27 Mayıs 1960 askeri darbesinin yıldönümünde Yassıada'ya giden Demokrat Partililer, Başbakan'dan Yassıada'nın adının 'Yaslıada' olarak değiştirilmesini ve Demokrat Parti'nin iktidara geldiği 14 Mayıs tarihinin de Demokrasi ve Hürriyet Bayramı olarak ilan edilmesini talep etti.
DP Genel Başkan Yardımcısı Fuat Kara, DP İstanbul İl Başkanı Ethem Kağan Çelik ile yaklaşık 150 partili, saat 14.00'da Kabataş İskelesi'nde bindikleri "Başarı" adlı tekneyle Yassıada'ya hareket etti.
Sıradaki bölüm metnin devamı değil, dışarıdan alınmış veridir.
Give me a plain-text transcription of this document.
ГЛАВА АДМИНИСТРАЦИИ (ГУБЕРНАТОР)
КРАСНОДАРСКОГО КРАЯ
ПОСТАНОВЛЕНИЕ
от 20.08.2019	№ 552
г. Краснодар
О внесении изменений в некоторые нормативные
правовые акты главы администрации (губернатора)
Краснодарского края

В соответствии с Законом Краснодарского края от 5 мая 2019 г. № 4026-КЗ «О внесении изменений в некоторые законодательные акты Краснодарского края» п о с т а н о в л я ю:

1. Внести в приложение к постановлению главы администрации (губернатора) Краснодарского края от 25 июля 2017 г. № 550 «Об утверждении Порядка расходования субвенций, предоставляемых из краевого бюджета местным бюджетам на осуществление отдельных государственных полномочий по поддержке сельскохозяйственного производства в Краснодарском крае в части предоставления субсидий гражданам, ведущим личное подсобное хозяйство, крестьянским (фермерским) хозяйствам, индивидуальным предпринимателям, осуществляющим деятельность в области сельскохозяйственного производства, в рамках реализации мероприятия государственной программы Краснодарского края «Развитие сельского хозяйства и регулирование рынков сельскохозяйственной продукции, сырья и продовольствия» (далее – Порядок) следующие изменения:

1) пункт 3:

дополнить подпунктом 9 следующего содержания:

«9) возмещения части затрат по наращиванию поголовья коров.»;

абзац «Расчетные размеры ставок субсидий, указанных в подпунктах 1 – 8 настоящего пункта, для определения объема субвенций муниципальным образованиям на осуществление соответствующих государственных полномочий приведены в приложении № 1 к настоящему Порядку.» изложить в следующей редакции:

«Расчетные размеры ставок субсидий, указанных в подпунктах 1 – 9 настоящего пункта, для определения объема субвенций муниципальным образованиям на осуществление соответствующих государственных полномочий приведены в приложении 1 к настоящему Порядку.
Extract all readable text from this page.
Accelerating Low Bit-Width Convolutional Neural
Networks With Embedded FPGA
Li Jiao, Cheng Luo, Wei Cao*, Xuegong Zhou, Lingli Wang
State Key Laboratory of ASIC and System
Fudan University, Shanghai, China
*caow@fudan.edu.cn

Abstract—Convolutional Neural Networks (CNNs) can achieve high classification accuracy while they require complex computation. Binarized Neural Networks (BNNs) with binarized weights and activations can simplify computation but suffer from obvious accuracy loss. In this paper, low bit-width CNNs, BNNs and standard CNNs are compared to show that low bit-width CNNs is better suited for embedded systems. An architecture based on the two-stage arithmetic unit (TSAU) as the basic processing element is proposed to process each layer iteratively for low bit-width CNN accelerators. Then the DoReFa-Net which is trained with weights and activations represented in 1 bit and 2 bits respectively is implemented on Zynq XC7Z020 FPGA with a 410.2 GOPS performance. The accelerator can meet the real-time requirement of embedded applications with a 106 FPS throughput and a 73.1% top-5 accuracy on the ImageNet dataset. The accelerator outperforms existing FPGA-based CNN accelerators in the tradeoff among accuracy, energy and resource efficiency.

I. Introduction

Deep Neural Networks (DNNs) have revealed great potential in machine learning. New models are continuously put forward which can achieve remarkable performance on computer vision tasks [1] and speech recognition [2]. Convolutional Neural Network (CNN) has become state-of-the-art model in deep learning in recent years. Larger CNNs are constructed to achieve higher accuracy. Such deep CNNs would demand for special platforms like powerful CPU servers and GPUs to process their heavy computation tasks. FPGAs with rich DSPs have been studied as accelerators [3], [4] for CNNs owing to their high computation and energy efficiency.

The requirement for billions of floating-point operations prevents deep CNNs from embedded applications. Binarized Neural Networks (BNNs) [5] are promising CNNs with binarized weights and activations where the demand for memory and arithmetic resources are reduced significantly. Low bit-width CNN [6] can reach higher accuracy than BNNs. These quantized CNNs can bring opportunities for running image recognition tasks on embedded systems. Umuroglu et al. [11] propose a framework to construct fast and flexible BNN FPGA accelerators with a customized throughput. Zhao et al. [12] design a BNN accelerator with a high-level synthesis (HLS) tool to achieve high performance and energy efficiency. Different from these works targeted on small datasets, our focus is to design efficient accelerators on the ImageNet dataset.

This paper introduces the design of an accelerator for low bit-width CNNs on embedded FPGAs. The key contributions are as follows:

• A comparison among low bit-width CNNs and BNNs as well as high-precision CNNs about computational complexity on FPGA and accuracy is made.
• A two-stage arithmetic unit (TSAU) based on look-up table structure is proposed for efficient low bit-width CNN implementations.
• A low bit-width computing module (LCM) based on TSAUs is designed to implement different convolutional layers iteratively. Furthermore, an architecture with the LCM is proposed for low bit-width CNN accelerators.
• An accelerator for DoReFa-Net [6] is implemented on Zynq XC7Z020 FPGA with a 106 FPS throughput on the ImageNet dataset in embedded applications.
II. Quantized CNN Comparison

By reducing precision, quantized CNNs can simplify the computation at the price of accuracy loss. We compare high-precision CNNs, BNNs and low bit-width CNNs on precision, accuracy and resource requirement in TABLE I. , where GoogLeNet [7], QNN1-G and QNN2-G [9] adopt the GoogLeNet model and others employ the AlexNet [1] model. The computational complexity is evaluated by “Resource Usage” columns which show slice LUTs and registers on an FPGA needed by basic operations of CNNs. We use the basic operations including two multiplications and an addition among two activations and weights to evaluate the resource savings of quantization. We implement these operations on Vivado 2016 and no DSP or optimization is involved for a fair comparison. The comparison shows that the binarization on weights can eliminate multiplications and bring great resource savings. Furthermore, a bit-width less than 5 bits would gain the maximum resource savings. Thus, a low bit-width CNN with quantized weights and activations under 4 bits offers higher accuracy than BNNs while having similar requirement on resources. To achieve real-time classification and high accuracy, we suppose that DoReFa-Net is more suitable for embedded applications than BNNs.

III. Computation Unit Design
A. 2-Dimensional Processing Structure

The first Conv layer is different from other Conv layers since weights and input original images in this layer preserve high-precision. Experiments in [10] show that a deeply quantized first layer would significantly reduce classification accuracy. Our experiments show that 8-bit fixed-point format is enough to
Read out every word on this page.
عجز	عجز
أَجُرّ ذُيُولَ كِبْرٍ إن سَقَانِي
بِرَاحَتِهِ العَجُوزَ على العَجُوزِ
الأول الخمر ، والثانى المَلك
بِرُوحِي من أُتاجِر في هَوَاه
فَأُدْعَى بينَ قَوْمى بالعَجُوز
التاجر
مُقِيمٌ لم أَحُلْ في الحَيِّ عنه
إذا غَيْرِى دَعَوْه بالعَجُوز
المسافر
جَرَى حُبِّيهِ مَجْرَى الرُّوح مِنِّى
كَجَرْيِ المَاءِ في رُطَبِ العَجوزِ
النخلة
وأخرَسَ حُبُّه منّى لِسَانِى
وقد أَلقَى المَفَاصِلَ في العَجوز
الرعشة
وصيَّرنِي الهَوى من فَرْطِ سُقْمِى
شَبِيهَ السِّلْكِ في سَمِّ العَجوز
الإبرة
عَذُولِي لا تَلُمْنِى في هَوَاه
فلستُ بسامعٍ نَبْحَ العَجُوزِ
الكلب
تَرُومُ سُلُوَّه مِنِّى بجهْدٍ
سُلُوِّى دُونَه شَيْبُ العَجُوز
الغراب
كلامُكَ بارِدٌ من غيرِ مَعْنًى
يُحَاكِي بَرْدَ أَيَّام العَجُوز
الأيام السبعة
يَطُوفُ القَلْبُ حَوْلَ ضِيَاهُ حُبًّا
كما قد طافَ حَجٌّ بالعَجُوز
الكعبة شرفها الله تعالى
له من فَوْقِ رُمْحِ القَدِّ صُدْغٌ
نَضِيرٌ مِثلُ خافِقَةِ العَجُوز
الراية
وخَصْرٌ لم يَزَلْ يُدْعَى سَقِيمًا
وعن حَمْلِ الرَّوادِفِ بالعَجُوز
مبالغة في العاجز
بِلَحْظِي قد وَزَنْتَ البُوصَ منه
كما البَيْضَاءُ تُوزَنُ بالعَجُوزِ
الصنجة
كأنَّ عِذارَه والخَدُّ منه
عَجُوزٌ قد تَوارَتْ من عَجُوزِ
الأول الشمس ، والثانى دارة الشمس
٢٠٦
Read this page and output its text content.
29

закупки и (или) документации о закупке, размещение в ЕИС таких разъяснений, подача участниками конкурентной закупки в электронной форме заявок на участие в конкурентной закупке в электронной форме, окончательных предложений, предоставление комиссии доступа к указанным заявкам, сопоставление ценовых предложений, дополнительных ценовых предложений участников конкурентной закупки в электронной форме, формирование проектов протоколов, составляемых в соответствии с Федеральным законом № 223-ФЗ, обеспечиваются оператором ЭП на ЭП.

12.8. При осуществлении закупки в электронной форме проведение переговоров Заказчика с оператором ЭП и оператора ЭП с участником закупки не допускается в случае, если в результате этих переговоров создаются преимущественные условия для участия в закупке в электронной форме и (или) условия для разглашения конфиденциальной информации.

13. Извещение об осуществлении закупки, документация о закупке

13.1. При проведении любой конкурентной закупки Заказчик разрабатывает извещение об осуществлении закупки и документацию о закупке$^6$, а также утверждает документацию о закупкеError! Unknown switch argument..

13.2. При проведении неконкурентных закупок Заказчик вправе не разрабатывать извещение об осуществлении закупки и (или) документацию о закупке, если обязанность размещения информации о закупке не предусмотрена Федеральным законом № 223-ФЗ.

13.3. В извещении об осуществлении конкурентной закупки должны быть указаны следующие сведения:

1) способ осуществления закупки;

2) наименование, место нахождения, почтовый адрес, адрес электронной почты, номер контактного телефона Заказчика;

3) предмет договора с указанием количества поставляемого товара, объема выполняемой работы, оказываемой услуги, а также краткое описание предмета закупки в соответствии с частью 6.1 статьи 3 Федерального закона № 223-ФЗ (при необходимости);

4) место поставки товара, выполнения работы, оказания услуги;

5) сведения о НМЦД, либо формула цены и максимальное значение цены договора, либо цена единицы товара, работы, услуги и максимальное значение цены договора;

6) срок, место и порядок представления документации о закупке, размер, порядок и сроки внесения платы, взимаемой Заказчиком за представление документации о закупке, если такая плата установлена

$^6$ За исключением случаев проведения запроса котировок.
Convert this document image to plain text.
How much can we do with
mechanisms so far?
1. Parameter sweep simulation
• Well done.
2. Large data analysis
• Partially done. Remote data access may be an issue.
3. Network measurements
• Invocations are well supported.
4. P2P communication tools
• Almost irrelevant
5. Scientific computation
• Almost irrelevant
ADINI, "YASLIADA" OLARAK DEĞİŞTİRİN
Partililer adaya indiklerinde önce iskelede İstiklal Marşı'nı okudular. Ardından yargılamaların yapıldığı salona yürüdüler. Salona karanfiller bırakan partililer, burada da saygı duruşunda bulunarak, yeniden İstiklal Marşı okundu. Okunan duaların ardından açıklama yapan, DP Genel Başkan Yardımcısı Fuat Kara, AK Parti'nin Yassıada'yı "Demokrasi Adası" yapma sözü verdiğini, ancak adanın çöp içinde bulunduğunu söyleyerek, "Ne kadar demokrat olduklarını, demokrat insanlara ve geçmişe ne kadar sahip çıktıklarını bir kere daha burada gördük. Şimdi buradan Sayın Başbakan'a sesleniyorum; Sayın Başbakanım, eğer burayı demokrasi müzesi yapmak istiyorsanız, öncelikle Türkiye'de çoklu siyasi hayata geçiş olan 14 Mayıs 1950'nin bir demokrasi bayramı oarak ilan edilmesini, TBMM'de müracaatımız var DP olarak, onu önce ilan ediniz. Daha sonra bu adanın adını 'Yaslıada' olarak değiştiriniz" diye konuştu.
İstanbul İl Başkanı Ethem Kaan Çelik de, "27 Mayıs darbesi, ordumuzun topyekün bir hareket değil, 38 subayın başlattığı ve netice aldığı bir eşkiya hareketidir. Yassıada Mahkemesi'nin düzmece, hukuk dışı kararları, TBMM ortak iradesiyle yok edilmeli ve yine yüce meclisimiz tarafından kendisine karşı yapılmış bu eşkiya hareketi hakkında suç duyurusunda bulunularak, sebep olanların gıyaplarında yargılanma yolu açılmalıdır. Demokrat Parti'nin iktidara geldiği tarih olan 14 Mayıs, Demokrasi ve Hürriyet Bayramı olarak ilan edilmelidir" dedi.
DÖNEMİN ÇOCUKLARI YARGILAMALARI ANLATTI
Dua okunurken ağladığı görülen İnci Ökten, 1960 darbesinde çocuk olduğunu "Ben 63 yaşındayım bu ihtilal olduğu zaman 3'üncü, 4'üncü sınıfa gidiyordum o sene, çok başarılı bir çocuk olmama rağmen beni o kadar etkilediler ki, o kadar üzüldüm ki, o sene sınıfta kaldım" dedi.
DP İstanbul İl Başkan Yardımcısı Nursan Ünal da, Menderes ve arkadaşlarının yargılanmasına şahit olduğunu anlatarak, "O gün geldiğim zaman bu salon bana o kadar büyük gözükmüştü ki, stadyum gibi gelmişti" diye konuştu. O dönem ilkokul 5'inci sınıf öğrencisi olduğunu belirten Ünal, çok sayıda sınıf arkadaşının milletvekili olan babalarının da yargılandığını aktardı. Ünal, kendisinin mahkemeye gitmekte ısrar ettiği için annesiyle birlikte duruşmaya geldiğini söyleyerek, o gün duruşmayı izlemek için salonda bulunan yabancı gazetecilerin, bir süre sonra "Biz böyle mahkeme görmedik, burası mahkeme mi, tiyatro mu" diyerek, salonu terk ettiklerini anlattı.
Dönemin bir başka tanığı olan Mehmet Yüksel Şenol ise, "Duruşma günleri, bizlerin küçük beyinlerinde çok büyük huzursuzluklar yaratıyordu" diye konuştu.